The climb started as soon as I exited Interstate 81. The flat land became scarcer, the tree tunnels more abundant. My little car felt the difference but handled it better than I’d hoped. 

The first stretch was road I’ve known and driven for years, Routes 33 and 55, which I wrote about years ago. But instead of chugging through Moorefield and Seneca Rocks, I cruised the top of the ridge along Highway 48, which I learned today is part of the Appalachian Development Highway System’s as yet incomplete Corridor H. (Sounds more like a UFO site than a federal roads project.) 

Incomplete might be seen as a disadvantage, given the two-lane stretches in between the four, but not when it takes you to places like this, a pull-off viewing spot I almost missed since it had no sign or build-up. What I found were mountains beyond mountains, Queen Anne’s lace and bumblebees, the quiet of a land out of time.

Going Home

Going Home

In the waning days of summer, I sandwich in one more trip — this one back to Lexington for my high school reunion.
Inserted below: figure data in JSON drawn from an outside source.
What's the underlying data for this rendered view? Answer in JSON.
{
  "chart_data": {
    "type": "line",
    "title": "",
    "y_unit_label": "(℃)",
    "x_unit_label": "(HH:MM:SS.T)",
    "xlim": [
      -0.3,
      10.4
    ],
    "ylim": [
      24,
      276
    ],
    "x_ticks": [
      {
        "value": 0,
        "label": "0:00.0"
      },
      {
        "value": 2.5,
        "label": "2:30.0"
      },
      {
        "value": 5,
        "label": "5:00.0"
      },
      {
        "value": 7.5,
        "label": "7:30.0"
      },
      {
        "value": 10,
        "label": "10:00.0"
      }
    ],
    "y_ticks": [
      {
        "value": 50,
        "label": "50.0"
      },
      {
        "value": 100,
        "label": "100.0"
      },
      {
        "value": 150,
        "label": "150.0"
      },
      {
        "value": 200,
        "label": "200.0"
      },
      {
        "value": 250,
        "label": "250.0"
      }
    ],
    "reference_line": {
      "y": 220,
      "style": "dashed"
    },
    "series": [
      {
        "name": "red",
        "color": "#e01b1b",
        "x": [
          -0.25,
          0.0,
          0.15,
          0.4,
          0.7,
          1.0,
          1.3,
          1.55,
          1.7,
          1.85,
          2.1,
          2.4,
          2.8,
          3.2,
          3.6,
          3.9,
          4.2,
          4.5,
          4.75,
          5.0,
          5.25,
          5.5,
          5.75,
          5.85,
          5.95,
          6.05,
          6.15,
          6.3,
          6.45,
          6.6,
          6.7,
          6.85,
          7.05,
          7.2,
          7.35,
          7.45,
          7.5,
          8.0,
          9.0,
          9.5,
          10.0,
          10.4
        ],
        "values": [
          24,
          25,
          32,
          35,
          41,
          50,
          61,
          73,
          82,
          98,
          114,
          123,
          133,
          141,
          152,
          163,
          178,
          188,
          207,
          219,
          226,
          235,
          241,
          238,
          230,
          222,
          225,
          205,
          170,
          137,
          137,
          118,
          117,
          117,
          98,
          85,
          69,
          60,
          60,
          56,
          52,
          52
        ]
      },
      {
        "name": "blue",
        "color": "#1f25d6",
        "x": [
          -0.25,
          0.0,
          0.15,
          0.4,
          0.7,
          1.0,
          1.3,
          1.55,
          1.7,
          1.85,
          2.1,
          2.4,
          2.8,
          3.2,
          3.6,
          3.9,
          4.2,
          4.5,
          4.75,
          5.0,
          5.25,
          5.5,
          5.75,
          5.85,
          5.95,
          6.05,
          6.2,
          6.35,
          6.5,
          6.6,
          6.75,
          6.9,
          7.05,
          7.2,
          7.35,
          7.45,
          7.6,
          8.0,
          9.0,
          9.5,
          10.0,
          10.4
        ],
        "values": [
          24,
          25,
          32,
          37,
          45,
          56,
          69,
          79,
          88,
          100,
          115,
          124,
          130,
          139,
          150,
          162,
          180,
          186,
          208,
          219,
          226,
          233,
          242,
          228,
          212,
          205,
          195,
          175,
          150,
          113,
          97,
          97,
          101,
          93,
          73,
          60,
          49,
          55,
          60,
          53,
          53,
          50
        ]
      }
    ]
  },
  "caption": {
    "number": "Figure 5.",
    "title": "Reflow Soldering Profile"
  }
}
It’s been 10 years since I’ve seen most of these folks and three years since I’ve been in my hometown, a record I don’t want to duplicate. 

I’ve written about trips to Kentucky since I started this blog, describing the drive there and the drive home — even my old high school building makes a cameo appearance

There’s a reason for this, of course. It’s because once you’ve grown up in a place like Lexington, it never leaves you. It’s why, even though I’ve lived in this dear house for decades, raised my children here and treasure it beyond measure … when I go to Lexington, I still say “going home.” 

Back to the Bus

Back to the Bus

The buses are rolling again, yellow school buses not yet matching the color of autumn leaves but rolling just the same. In their rolling I see hope and normalcy.

Yes, the delta variant is abroad in the land. Yes, some of us, too many, are unvaccinated. But in this (now August) ritual (it was always in September when my children were in school), I see a bid for real life with all its prickliness and uncertainty. 

So even though the buses about ran me off the road on my morning walk, even though conditions are not ideal, I’m glad students are heading back to the bus. And from the gleeful look I see on parents’ faces, I think they feel the same. 

The Shore

The Shore

I’m home now, looking out the window of my office, staring at the
trees that aren’t palm, the greenery that’s not tropical. 

Yesterday I took a walk along familiar streets, nodding at neighbors, noting the changes even a week can bring, the house that’s up for sale, the fall clematis that’s about to bloom. There was much rain while I was gone. Not enough to rescue the parched ferns but enough to green the grass that now clogs the mower. 

It’s lovely, it’s my home. But I miss the big skies above the palms, the limitless white sand, the confab of shore birds that hung out at a tidal flat near where I would go. I see in my mind’s eye the small crescent beach only reachable at low tide and the alternating blues and greens of the Gulf water, lighter above the sand bar. 

What a magical place! How grateful I am to have gone there again!